Mentre lei, a cavalcioni sulla mia schiena, armeggia vigorosamente con il mio braccio destro, mi viene nel naso il balsamo di tigre che mi ha spalmato sul collo. Poi si sposta di lato, appoggia la mia mano sulla sua gamba e fa pressione sulla schiena. Il dolore è sordo, passeggero, ma antico. E’ lì che mi fa male da anni, e lei è riuscita in qualche modo ad arrivarci. Il dubbio, mentre indossavo le mutandine di carta, supponendo che la parte più larga andasse a coprire il pube e sentendo la strana sensazione di avere una corda, di carta, infilata nel culo, mi era venuto: e se facendo manovre sbagliate mi facesse più male che bene? Ma poi pensi, ci vengono tutti, siamo in centro a Milano, c’è la musica soffusa, costa un occhio della testa, saranno anche preparate. Non ha nessun senso. Ma è così che si prova a tirare avanti, trovando il senso, anche dove non c’è.

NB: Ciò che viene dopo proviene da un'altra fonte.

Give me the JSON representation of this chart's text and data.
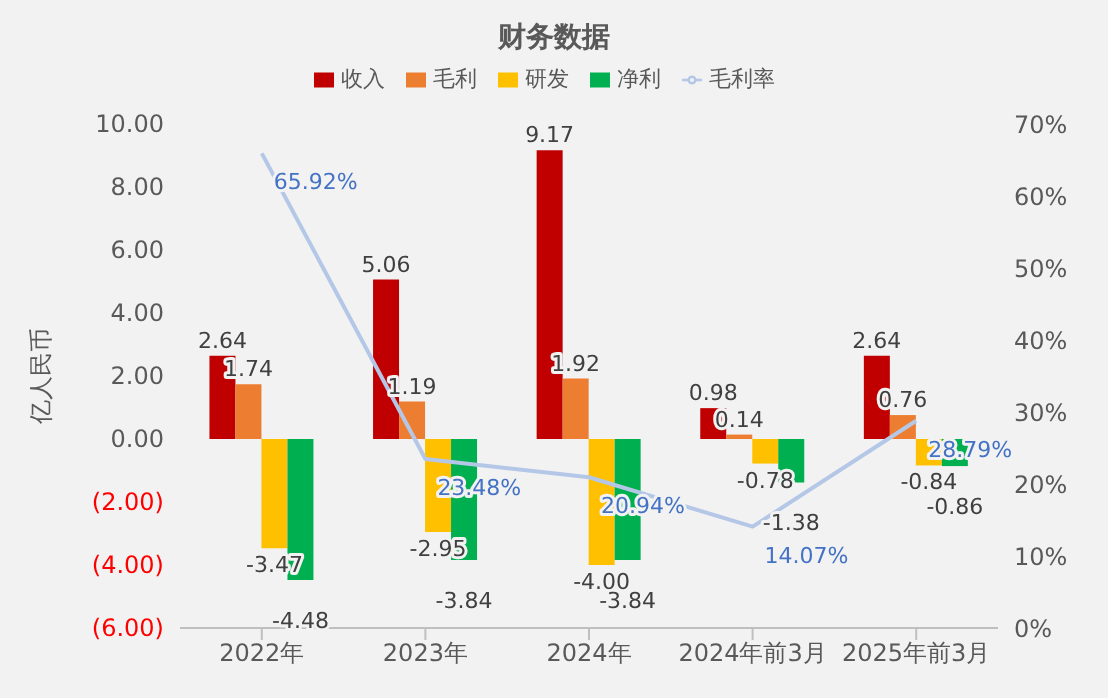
{
  "chart_data": {
    "type": "bar",
    "title": "财务数据",
    "ylabel": "亿人民币",
    "categories": [
      "2022年",
      "2023年",
      "2024年",
      "2024年前3月",
      "2025年前3月"
    ],
    "series": [
      {
        "name": "收入",
        "color": "#c00000",
        "values": [
          2.64,
          5.06,
          9.17,
          0.98,
          2.64
        ],
        "value_labels": [
          "2.64",
          "5.06",
          "9.17",
          "0.98",
          "2.64"
        ]
      },
      {
        "name": "毛利",
        "color": "#ed7d31",
        "values": [
          1.74,
          1.19,
          1.92,
          0.14,
          0.76
        ],
        "value_labels": [
          "1.74",
          "1.19",
          "1.92",
          "0.14",
          "0.76"
        ]
      },
      {
        "name": "研发",
        "color": "#ffc000",
        "values": [
          -3.47,
          -2.95,
          -4.0,
          -0.78,
          -0.84
        ],
        "value_labels": [
          "-3.47",
          "-2.95",
          "-4.00",
          "-0.78",
          "-0.84"
        ]
      },
      {
        "name": "净利",
        "color": "#00b050",
        "values": [
          -4.48,
          -3.84,
          -3.84,
          -1.38,
          -0.86
        ],
        "value_labels": [
          "-4.48",
          "-3.84",
          "-3.84",
          "-1.38",
          "-0.86"
        ]
      },
      {
        "name": "毛利率",
        "type": "line",
        "axis": "y2",
        "color": "#b4c7e7",
        "values": [
          65.92,
          23.48,
          20.94,
          14.07,
          28.79
        ],
        "value_labels": [
          "65.92%",
          "23.48%",
          "20.94%",
          "14.07%",
          "28.79%"
        ]
      }
    ],
    "ylim": [
      -6,
      10
    ],
    "yticks": [
      {
        "value": -6,
        "label": "(6.00)"
      },
      {
        "value": -4,
        "label": "(4.00)"
      },
      {
        "value": -2,
        "label": "(2.00)"
      },
      {
        "value": 0,
        "label": "0.00"
      },
      {
        "value": 2,
        "label": "2.00"
      },
      {
        "value": 4,
        "label": "4.00"
      },
      {
        "value": 6,
        "label": "6.00"
      },
      {
        "value": 8,
        "label": "8.00"
      },
      {
        "value": 10,
        "label": "10.00"
      }
    ],
    "y2lim": [
      0,
      70
    ],
    "y2ticks": [
      {
        "value": 0,
        "label": "0%"
      },
      {
        "value": 10,
        "label": "10%"
      },
      {
        "value": 20,
        "label": "20%"
      },
      {
        "value": 30,
        "label": "30%"
      },
      {
        "value": 40,
        "label": "40%"
      },
      {
        "value": 50,
        "label": "50%"
      },
      {
        "value": 60,
        "label": "60%"
      },
      {
        "value": 70,
        "label": "70%"
      }
    ],
    "legend": "top",
    "grid": false,
    "marker": "none",
    "line_style": "solid"
  }
}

Quando usciamo dal centro massaggi c’è ancora luce, ma il freddo sta scendendo, è bagnaticcio, fastidioso, arriva sulla fronte. Cammino sentendo piccoli dolori, pare che sia il segno che le sapienti mani abbiano fatto il loro lavoro. Anche alla casa, il ragazzo mi ha detto: vedrà come dormirà bene. Ma io non sono venuto a farmi fare un massaggio per dormire, volevo dirgli.
La mattina mi alzo un’ora prima di tutti. Mi serve per far quadrare le cose. Era una meditazione, ci sono giorni che assomiglia a una preghiera, ed altri giorni in cui sorseggio il caffè guardando nella penombra davanti a me, senza pensare a nulla. E’ un gesto antico, come quello dei vecchietti che arrivano davanti al mare, con quei piccoli sgabelli di latta e plastica, li aprono e si siedono guardando il sole. Il mio sgabello è il divano, quando sono a casa, a volte le poltrone di pelle sintetica degli hotel, su cui si incollano le cosce nude. Il freddo della stanza mi arriva addosso, mi costringe a respirare. Gli occhi si richiudono, più per cercare il sonno rimasto che per meditare. Non ho grandi cose da raccontare, di queste ore rubate a tutto e tutti, ma so per certo di non poterne fare più a meno.
La domenica sera mi piace leggere il giornale, con le recensioni dei libri. Il lunedì è una pessima idea, quasi sempre.
Sto scrivendo un libro che sta prendendo forme continuamente diverse. Mi supera, di notte, quando non ci penso, e al mattino dopo ha cambiato forma, trama, sostanza. E’ una specie di lotta, tra me e lo scrivere. Mi piace. E’ sull’assenza del padre, o meglio così era iniziato. Adesso è diventato un catalogo di padri. A volte per risolvere le mie questioni, scrivo parlando di altri.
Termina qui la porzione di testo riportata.